Monotoneminimal.com – Kementerian Pertanian (Kementan) Indonesia mengumumkan penetapan harga penyerapan telur di seluruh Satuan Pelayanan Pemenuhan Gizi (SPPG) sebesar Rp26.500 per kilogram. Kebijakan ini diambil sebagai langkah untuk mengatasi penurunan harga telur yang berdampak pada kesejahteraan peternak rakyat. Direktur Jenderal Peternakan dan Kesehatan Hewan Kementan, Agung Suganda, menyampaikan bahwa kebijakan ini merupakan arahan dari Menteri Pertanian dan Kepala Badan Pangan Nasional, Andi Amran Sulaiman.
Agung menjelaskan, SPPG diharapkan dapat membeli telur dari peternakan lokal sesuai dengan harga acuan tersebut, guna menjaga stabilitas harga di tingkat produsen. Kementan mendorong kolaborasi antara SPPG, koperasi peternak, industri pakan, dan pihak terkait lainnya untuk menemukan solusi atas masalah harga telur yang rendah.

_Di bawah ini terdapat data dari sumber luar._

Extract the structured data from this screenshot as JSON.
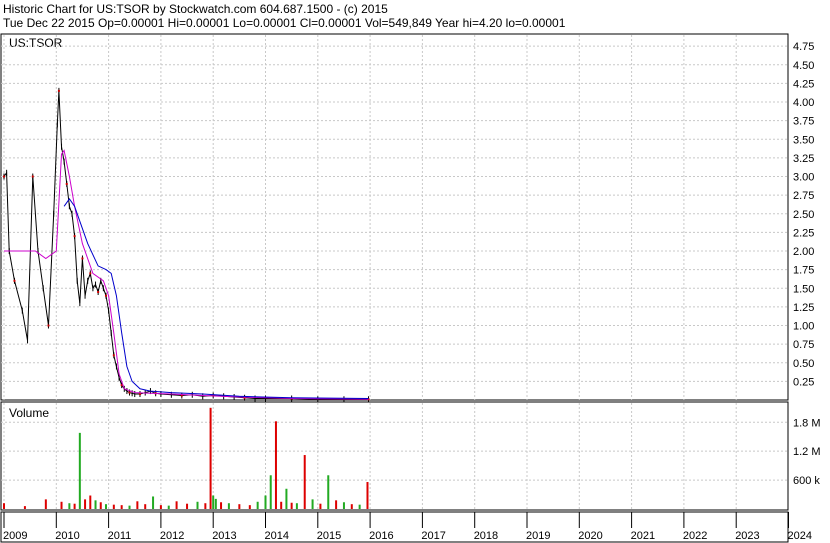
{
  "header": {
    "line1": "Historic Chart for US:TSOR by Stockwatch.com 604.687.1500 - (c) 2015",
    "line2": "Tue Dec 22 2015   Op=0.00001   Hi=0.00001   Lo=0.00001   Cl=0.00001   Vol=549,849   Year hi=4.20   lo=0.00001"
  },
  "colors": {
    "price": "#000000",
    "down_marker": "#cc0000",
    "ma_short": "#cc00cc",
    "ma_long": "#0000cc",
    "volume_up": "#22aa22",
    "volume_down": "#dd0000",
    "grid": "#c8c8c8"
  },
  "chart_data": [
    {
      "type": "line",
      "title": "US:TSOR",
      "ylim": [
        0,
        4.9
      ],
      "y_ticks": [
        "0.25",
        "0.50",
        "0.75",
        "1.00",
        "1.25",
        "1.50",
        "1.75",
        "2.00",
        "2.25",
        "2.50",
        "2.75",
        "3.00",
        "3.25",
        "3.50",
        "3.75",
        "4.00",
        "4.25",
        "4.50",
        "4.75"
      ],
      "x_ticks": [
        "2009",
        "2010",
        "2011",
        "2012",
        "2013",
        "2014",
        "2015",
        "2016",
        "2017",
        "2018",
        "2019",
        "2020",
        "2021",
        "2022",
        "2023",
        "2024"
      ],
      "grid": true,
      "series": [
        {
          "role": "price",
          "x": [
            2009.0,
            2009.05,
            2009.1,
            2009.2,
            2009.35,
            2009.45,
            2009.55,
            2009.65,
            2009.75,
            2009.85,
            2009.95,
            2010.02,
            2010.05,
            2010.1,
            2010.15,
            2010.2,
            2010.25,
            2010.3,
            2010.35,
            2010.4,
            2010.45,
            2010.5,
            2010.55,
            2010.6,
            2010.65,
            2010.7,
            2010.75,
            2010.8,
            2010.85,
            2010.9,
            2010.95,
            2011.0,
            2011.05,
            2011.1,
            2011.15,
            2011.2,
            2011.25,
            2011.3,
            2011.35,
            2011.4,
            2011.45,
            2011.5,
            2011.6,
            2011.7,
            2011.8,
            2011.9,
            2012.0,
            2012.2,
            2012.4,
            2012.6,
            2012.8,
            2013.0,
            2013.2,
            2013.4,
            2013.6,
            2013.8,
            2014.0,
            2014.5,
            2015.0,
            2015.5,
            2015.97
          ],
          "y": [
            3.0,
            3.05,
            2.0,
            1.6,
            1.2,
            0.8,
            3.0,
            2.0,
            1.5,
            1.0,
            2.5,
            3.7,
            4.15,
            3.4,
            3.2,
            2.9,
            2.6,
            2.5,
            2.2,
            1.6,
            1.3,
            1.9,
            1.4,
            1.6,
            1.7,
            1.5,
            1.55,
            1.45,
            1.6,
            1.5,
            1.4,
            1.2,
            0.9,
            0.6,
            0.45,
            0.3,
            0.2,
            0.15,
            0.12,
            0.1,
            0.09,
            0.08,
            0.08,
            0.1,
            0.12,
            0.09,
            0.08,
            0.07,
            0.06,
            0.07,
            0.05,
            0.06,
            0.05,
            0.04,
            0.03,
            0.02,
            0.02,
            0.02,
            0.01,
            0.01,
            0.01
          ]
        },
        {
          "role": "ma_short",
          "x": [
            2009.0,
            2009.2,
            2009.4,
            2009.6,
            2009.8,
            2010.0,
            2010.1,
            2010.15,
            2010.25,
            2010.35,
            2010.5,
            2010.7,
            2010.9,
            2011.0,
            2011.1,
            2011.2,
            2011.3,
            2011.5,
            2011.8,
            2012.2,
            2012.8,
            2013.5,
            2014.5,
            2015.97
          ],
          "y": [
            2.0,
            2.0,
            2.0,
            2.0,
            1.9,
            2.0,
            3.3,
            3.35,
            3.0,
            2.6,
            2.1,
            1.7,
            1.6,
            1.4,
            0.9,
            0.35,
            0.15,
            0.1,
            0.09,
            0.08,
            0.06,
            0.04,
            0.02,
            0.01
          ]
        },
        {
          "role": "ma_long",
          "x": [
            2010.15,
            2010.25,
            2010.35,
            2010.45,
            2010.6,
            2010.8,
            2010.95,
            2011.05,
            2011.15,
            2011.25,
            2011.35,
            2011.45,
            2011.6,
            2011.8,
            2012.2,
            2012.8,
            2013.5,
            2014.5,
            2015.97
          ],
          "y": [
            2.6,
            2.7,
            2.6,
            2.4,
            2.1,
            1.8,
            1.75,
            1.7,
            1.4,
            0.9,
            0.45,
            0.25,
            0.15,
            0.12,
            0.1,
            0.08,
            0.05,
            0.03,
            0.02
          ]
        }
      ]
    },
    {
      "type": "bar",
      "title": "Volume",
      "y_ticks": [
        "600 k",
        "1.8 M",
        "1.2 M"
      ],
      "y_tick_values": [
        600000,
        1800000,
        1200000
      ],
      "ylim": [
        0,
        2200000
      ],
      "x": [
        2009.0,
        2009.4,
        2009.8,
        2010.1,
        2010.25,
        2010.35,
        2010.45,
        2010.55,
        2010.65,
        2010.75,
        2010.85,
        2010.95,
        2011.1,
        2011.25,
        2011.4,
        2011.55,
        2011.7,
        2011.85,
        2012.0,
        2012.15,
        2012.3,
        2012.5,
        2012.7,
        2012.85,
        2012.95,
        2013.0,
        2013.05,
        2013.15,
        2013.3,
        2013.5,
        2013.7,
        2013.85,
        2014.0,
        2014.1,
        2014.2,
        2014.3,
        2014.4,
        2014.5,
        2014.6,
        2014.75,
        2014.9,
        2015.05,
        2015.2,
        2015.35,
        2015.5,
        2015.65,
        2015.8,
        2015.95
      ],
      "values": [
        120000,
        60000,
        200000,
        150000,
        120000,
        110000,
        1580000,
        200000,
        280000,
        180000,
        140000,
        100000,
        90000,
        80000,
        70000,
        160000,
        100000,
        260000,
        80000,
        70000,
        160000,
        110000,
        150000,
        120000,
        2100000,
        280000,
        210000,
        140000,
        120000,
        100000,
        80000,
        150000,
        280000,
        700000,
        1820000,
        150000,
        420000,
        130000,
        120000,
        1120000,
        200000,
        110000,
        700000,
        180000,
        140000,
        100000,
        90000,
        560000
      ],
      "colors": [
        "down",
        "down",
        "down",
        "down",
        "up",
        "down",
        "up",
        "down",
        "down",
        "up",
        "down",
        "up",
        "down",
        "down",
        "up",
        "down",
        "down",
        "up",
        "down",
        "up",
        "down",
        "down",
        "up",
        "down",
        "down",
        "up",
        "up",
        "down",
        "up",
        "down",
        "down",
        "up",
        "up",
        "up",
        "down",
        "down",
        "up",
        "down",
        "up",
        "down",
        "up",
        "down",
        "up",
        "down",
        "up",
        "down",
        "up",
        "down"
      ]
    }
  ]
}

Saat ini, harga telur di pasar masih di bawah harapan peternak, yang menjadi alasan dibutuhkannya langkah-langkah penanganan yang efektif. Salah satu strategi kunci yang direncanakan adalah meningkatkan penyerapan telur oleh SPPG sesuai harga yang ditetapkan pemerintah.
Lebih lanjut, Kementan juga akan mengirimkan surat kepada Kepala Badan Gizi Nasional untuk mempercepat penerbitan petunjuk teknis terkait pelaksanaan penyerapan telur ini. Agung menegaskan harapan bahwa program Makan Bergizi Gratis (MBG) dapat mendorong permintaan dan membantu memulihkan harga telur serta memastikan pendapatan peternak tetap stabil.
Kementerian Pertanian optimistis bahwa dengan penyerapan telur melalui SPPG, stabilitas harga dapat terjaga dan kesejahteraan peternak meningkat, sehingga ketahanan pangan nasional tetap terpelihara.